Di Cile, jalan menuju demokrasi juga harus didahului dengan tahun-tahun kelam di bawah rezim diktator Augusto Pinochet.
Hal sama dialami Indonesia. Sebelum merekah reformasi 1998, 30 tahun kita hidup di bawah rezim Orba yang menindas kebebasan dan memakan sekian banyak korban.

Stres sosial
Demokrasi memang nilai yang mahal. Dan, demokrasi itu sangatlah rawan. Tak ada hal yang demikian mudah pecah seperti demokrasi. Sekali demokrasi itu pecah, suatu bangsa bisa diporakporandakan oleh kekacauan. Jalan termudah mengatasi kekacauan itu adalah otoriterisme atau diktatorisme, yang di mana-mana sudah terbukti senang menindas dan meneguk darah rakyat sendiri. Kita pun pernah mengalami itu.

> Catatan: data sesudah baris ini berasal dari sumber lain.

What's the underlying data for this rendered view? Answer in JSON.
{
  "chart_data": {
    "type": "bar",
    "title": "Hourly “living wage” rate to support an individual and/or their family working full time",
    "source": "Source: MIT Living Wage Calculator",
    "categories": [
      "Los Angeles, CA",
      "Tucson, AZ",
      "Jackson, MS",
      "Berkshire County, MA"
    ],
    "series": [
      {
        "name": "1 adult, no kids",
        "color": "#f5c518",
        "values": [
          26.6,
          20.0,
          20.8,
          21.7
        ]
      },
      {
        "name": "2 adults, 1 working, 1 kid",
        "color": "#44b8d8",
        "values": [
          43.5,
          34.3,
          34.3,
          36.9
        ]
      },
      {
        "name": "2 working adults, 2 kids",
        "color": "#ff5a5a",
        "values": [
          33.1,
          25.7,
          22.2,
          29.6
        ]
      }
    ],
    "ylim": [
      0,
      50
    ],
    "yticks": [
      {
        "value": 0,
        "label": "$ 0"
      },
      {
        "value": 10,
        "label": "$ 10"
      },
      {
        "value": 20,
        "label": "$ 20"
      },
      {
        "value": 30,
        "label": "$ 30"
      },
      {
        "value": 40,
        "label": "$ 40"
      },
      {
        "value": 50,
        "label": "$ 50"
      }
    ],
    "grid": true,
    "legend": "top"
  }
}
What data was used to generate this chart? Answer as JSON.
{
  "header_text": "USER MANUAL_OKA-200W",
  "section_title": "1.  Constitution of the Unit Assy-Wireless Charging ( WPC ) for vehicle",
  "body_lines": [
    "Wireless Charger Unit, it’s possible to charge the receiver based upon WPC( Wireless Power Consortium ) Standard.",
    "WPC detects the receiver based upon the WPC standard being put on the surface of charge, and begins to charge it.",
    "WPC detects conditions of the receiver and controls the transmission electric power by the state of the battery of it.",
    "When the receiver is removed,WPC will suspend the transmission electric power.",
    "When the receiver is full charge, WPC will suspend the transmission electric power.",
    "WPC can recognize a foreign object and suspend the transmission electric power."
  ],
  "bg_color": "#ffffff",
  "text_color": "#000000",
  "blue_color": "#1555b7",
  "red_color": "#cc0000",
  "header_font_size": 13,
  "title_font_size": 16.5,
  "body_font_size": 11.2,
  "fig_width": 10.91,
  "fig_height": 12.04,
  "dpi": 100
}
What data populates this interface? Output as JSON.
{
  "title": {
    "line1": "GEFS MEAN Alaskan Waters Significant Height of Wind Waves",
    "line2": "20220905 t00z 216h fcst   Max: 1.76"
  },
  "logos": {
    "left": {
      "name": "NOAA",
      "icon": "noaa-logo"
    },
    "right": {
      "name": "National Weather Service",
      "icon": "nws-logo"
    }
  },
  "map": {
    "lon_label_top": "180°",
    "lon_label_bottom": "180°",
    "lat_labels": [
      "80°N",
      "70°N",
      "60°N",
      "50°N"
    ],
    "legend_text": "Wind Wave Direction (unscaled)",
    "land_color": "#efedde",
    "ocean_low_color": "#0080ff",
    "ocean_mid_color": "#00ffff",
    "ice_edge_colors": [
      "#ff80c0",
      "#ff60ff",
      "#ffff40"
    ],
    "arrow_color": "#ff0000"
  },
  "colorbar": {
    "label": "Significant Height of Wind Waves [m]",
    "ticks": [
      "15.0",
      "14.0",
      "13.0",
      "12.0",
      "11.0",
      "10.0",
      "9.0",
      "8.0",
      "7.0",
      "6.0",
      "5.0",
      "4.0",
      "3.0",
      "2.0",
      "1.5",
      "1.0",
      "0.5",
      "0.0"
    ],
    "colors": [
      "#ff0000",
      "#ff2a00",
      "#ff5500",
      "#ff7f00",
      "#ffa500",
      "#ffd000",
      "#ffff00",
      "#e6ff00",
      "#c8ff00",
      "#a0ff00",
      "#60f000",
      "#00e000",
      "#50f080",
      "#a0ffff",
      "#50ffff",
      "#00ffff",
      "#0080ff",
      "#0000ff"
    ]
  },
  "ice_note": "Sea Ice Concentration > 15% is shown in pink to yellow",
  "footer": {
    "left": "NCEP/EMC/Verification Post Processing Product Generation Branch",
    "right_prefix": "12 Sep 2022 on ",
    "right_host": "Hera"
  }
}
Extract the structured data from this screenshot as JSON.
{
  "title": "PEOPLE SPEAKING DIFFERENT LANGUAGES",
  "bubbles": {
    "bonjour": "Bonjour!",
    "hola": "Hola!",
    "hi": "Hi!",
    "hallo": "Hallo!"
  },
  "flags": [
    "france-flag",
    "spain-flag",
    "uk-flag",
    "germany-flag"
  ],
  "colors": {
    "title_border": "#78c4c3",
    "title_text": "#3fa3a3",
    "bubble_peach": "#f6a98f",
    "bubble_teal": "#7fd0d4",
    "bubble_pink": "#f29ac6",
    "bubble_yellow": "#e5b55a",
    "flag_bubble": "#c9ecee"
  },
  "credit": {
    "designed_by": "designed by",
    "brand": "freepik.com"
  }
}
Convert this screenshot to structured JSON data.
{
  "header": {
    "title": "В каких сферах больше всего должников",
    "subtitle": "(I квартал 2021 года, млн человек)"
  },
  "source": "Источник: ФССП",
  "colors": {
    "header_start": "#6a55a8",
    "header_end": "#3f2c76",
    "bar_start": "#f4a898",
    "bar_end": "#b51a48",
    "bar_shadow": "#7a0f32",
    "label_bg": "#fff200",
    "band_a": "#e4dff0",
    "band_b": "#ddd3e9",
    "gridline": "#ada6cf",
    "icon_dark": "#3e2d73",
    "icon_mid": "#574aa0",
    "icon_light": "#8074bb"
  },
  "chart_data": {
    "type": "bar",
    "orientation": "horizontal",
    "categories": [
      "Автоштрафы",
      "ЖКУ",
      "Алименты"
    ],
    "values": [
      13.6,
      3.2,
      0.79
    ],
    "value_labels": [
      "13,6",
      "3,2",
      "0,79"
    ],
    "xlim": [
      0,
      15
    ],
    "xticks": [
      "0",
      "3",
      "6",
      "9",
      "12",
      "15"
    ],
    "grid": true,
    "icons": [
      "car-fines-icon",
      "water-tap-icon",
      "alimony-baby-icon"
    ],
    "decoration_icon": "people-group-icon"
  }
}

Betapapun rawannya, demokrasi adalah bentuk pemerintahan yang paling tulus dan jujur karena hanya demokrasilah tempat di mana rakyat diakui martabatnya dan bisa menuntut hak dan menyalurkan aspirasinya.
Karena itu, betapapun sulitnya, demokrasi harus tetap diperjuangkan. Dan, seperti terlihat di atas, tidaklah memadai jika kita memperjuangkan demokrasi hanya lewat die Politik, tanpa das Politische atau fundamen politik itu sendiri. Pada bangsa Indonesia, das Politische itu kiranya sudah dilihat secara intuitif dan dirumuskan dengan jelas, yakni empat pilar hidup berbangsa: Pancasila, UUD 1945, Bhinneka Tunggal Ika, dan NKRI.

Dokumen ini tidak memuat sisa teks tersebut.